Linda de France ([email protected])
General Atomics of San Diego received a $49.4 million U.S. Air Force contract for 12 more Predator unmanned aerial reconnaissance vehicles, the Pentagon reported. The new contract brings to 72 the number of Predators the Air Force has ordered, 44 of which have already been built. The company said the new contract is an add-on to a previous contract of $47 million, bringing the total to $96.4 million.

Staff
AIRPORT SLOWDOWN: U.S. air travelers are likely to face "hublock" at the nation's airports if present traffic growth rates are maintained.
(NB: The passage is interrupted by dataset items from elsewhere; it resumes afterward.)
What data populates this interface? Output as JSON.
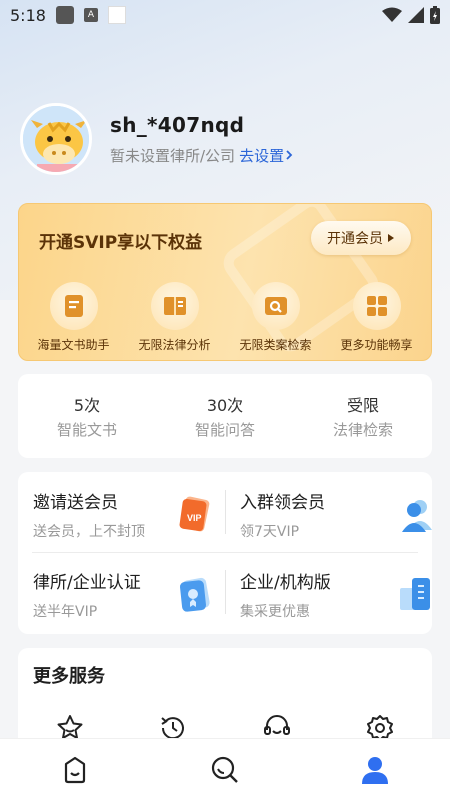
{
  "status_bar": {
    "time": "5:18",
    "a_icon_label": "A"
  },
  "profile": {
    "username": "sh_*407nqd",
    "org_text": "暂未设置律所/公司",
    "set_link": "去设置"
  },
  "svip": {
    "title": "开通SVIP享以下权益",
    "button_label": "开通会员",
    "features": [
      {
        "label": "海量文书助手",
        "icon": "document-icon"
      },
      {
        "label": "无限法律分析",
        "icon": "book-icon"
      },
      {
        "label": "无限类案检索",
        "icon": "search-doc-icon"
      },
      {
        "label": "更多功能畅享",
        "icon": "grid-icon"
      }
    ]
  },
  "stats": [
    {
      "value": "5次",
      "label": "智能文书"
    },
    {
      "value": "30次",
      "label": "智能问答"
    },
    {
      "value": "受限",
      "label": "法律检索"
    }
  ],
  "promos": [
    {
      "title": "邀请送会员",
      "subtitle": "送会员，上不封顶",
      "icon": "vip-card-icon"
    },
    {
      "title": "入群领会员",
      "subtitle": "领7天VIP",
      "icon": "group-user-icon"
    },
    {
      "title": "律所/企业认证",
      "subtitle": "送半年VIP",
      "icon": "certificate-icon"
    },
    {
      "title": "企业/机构版",
      "subtitle": "集采更优惠",
      "icon": "building-icon"
    }
  ],
  "more_services": {
    "title": "更多服务",
    "icons": [
      "star-icon",
      "history-icon",
      "customer-service-icon",
      "settings-icon"
    ]
  },
  "bottom_nav": {
    "items": [
      "home-icon",
      "search-icon",
      "profile-icon"
    ],
    "active": "profile-icon"
  },
  "colors": {
    "accent": "#2c66d8",
    "svip_text": "#5b3308",
    "svip_icon": "#e0912a",
    "nav_active": "#2f6ff0"
  }
}
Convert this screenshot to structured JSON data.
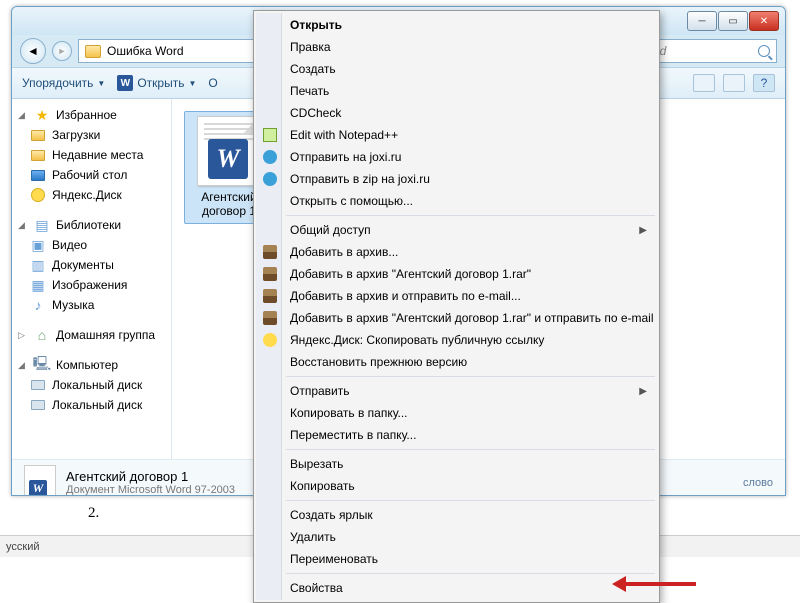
{
  "window": {
    "path_text": "Ошибка Word",
    "search_placeholder": "ord"
  },
  "toolbar": {
    "organize": "Упорядочить",
    "open": "Открыть",
    "ob_partial": "О"
  },
  "sidebar": {
    "favorites": {
      "label": "Избранное",
      "items": [
        "Загрузки",
        "Недавние места",
        "Рабочий стол",
        "Яндекс.Диск"
      ]
    },
    "libraries": {
      "label": "Библиотеки",
      "items": [
        "Видео",
        "Документы",
        "Изображения",
        "Музыка"
      ]
    },
    "homegroup": "Домашняя группа",
    "computer": {
      "label": "Компьютер",
      "items": [
        "Локальный диск",
        "Локальный диск"
      ]
    }
  },
  "file": {
    "line1": "Агентский",
    "line2": "договор 1"
  },
  "details": {
    "title": "Агентский договор 1",
    "subtitle": "Документ Microsoft Word 97-2003",
    "rtext": "слово"
  },
  "ctx": {
    "open": "Открыть",
    "edit": "Правка",
    "create": "Создать",
    "print": "Печать",
    "cdcheck": "CDCheck",
    "notepadpp": "Edit with Notepad++",
    "joxi_send": "Отправить на joxi.ru",
    "joxi_zip": "Отправить в zip на joxi.ru",
    "openwith": "Открыть с помощью...",
    "share": "Общий доступ",
    "rar_add": "Добавить в архив...",
    "rar_add_named": "Добавить в архив \"Агентский договор 1.rar\"",
    "rar_email": "Добавить в архив и отправить по e-mail...",
    "rar_email_named": "Добавить в архив \"Агентский договор 1.rar\" и отправить по e-mail",
    "yadisk": "Яндекс.Диск: Скопировать публичную ссылку",
    "restore": "Восстановить прежнюю версию",
    "sendto": "Отправить",
    "copyto": "Копировать в папку...",
    "moveto": "Переместить в папку...",
    "cut": "Вырезать",
    "copy": "Копировать",
    "shortcut": "Создать ярлык",
    "delete": "Удалить",
    "rename": "Переименовать",
    "properties": "Свойства"
  },
  "marker": "2.",
  "langbar": "усский"
}
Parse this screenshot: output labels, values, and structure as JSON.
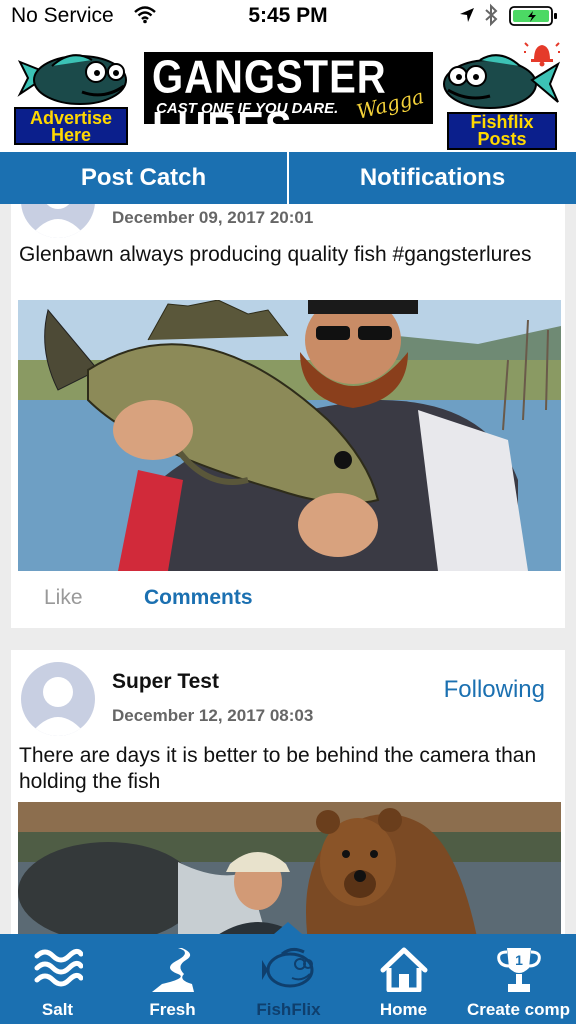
{
  "status_bar": {
    "carrier": "No Service",
    "time": "5:45 PM",
    "battery_color": "#4cd964"
  },
  "header": {
    "left_ad_label": "Advertise Here",
    "logo_title": "GANGSTER LURES",
    "logo_subtitle": "CAST ONE IF YOU DARE.",
    "logo_script": "Wagga",
    "right_ad_label": "Fishflix Posts",
    "brand_yellow": "#ffd800",
    "brand_navy": "#0b1f8c"
  },
  "tabs": [
    {
      "label": "Post Catch"
    },
    {
      "label": "Notifications"
    }
  ],
  "feed": {
    "posts": [
      {
        "date": "December 09, 2017 20:01",
        "caption": "Glenbawn always producing quality fish #gangsterlures",
        "like_label": "Like",
        "comments_label": "Comments"
      },
      {
        "author": "Super Test",
        "date": "December 12, 2017 08:03",
        "follow_label": "Following",
        "caption": "There are days it is better to be behind the camera than holding the fish"
      }
    ]
  },
  "bottom_nav": {
    "accent": "#1b70b1",
    "items": [
      {
        "label": "Salt",
        "icon": "waves-icon"
      },
      {
        "label": "Fresh",
        "icon": "river-icon"
      },
      {
        "label": "FishFlix",
        "icon": "fish-icon"
      },
      {
        "label": "Home",
        "icon": "home-icon"
      },
      {
        "label": "Create comp",
        "icon": "trophy-icon"
      }
    ]
  }
}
That's the word Spence M. Armstrong, associate NASA administrator for aero-space technology, uses to describe what will happen when the traffic exceeds the capability of the big hub airports to handle it, even with new control technology and infrastructure.

Staff
FALLOUT FEARS: Loss of the Mars Polar Lander to still-undetermined causes, and the earlier loss of its companion Mars Climate Orbiter to a mixup over metric and English measurement units, has dampened morale at JPL to the soaking point. Rumors abound, but in a buck-up speech last Wednesday JPL Director Edward Stone tells his staff what won't happen as NASA reviews the twin failures. "The Mars program is not being canceled," he says. "The Mars program is not moving somewhere else.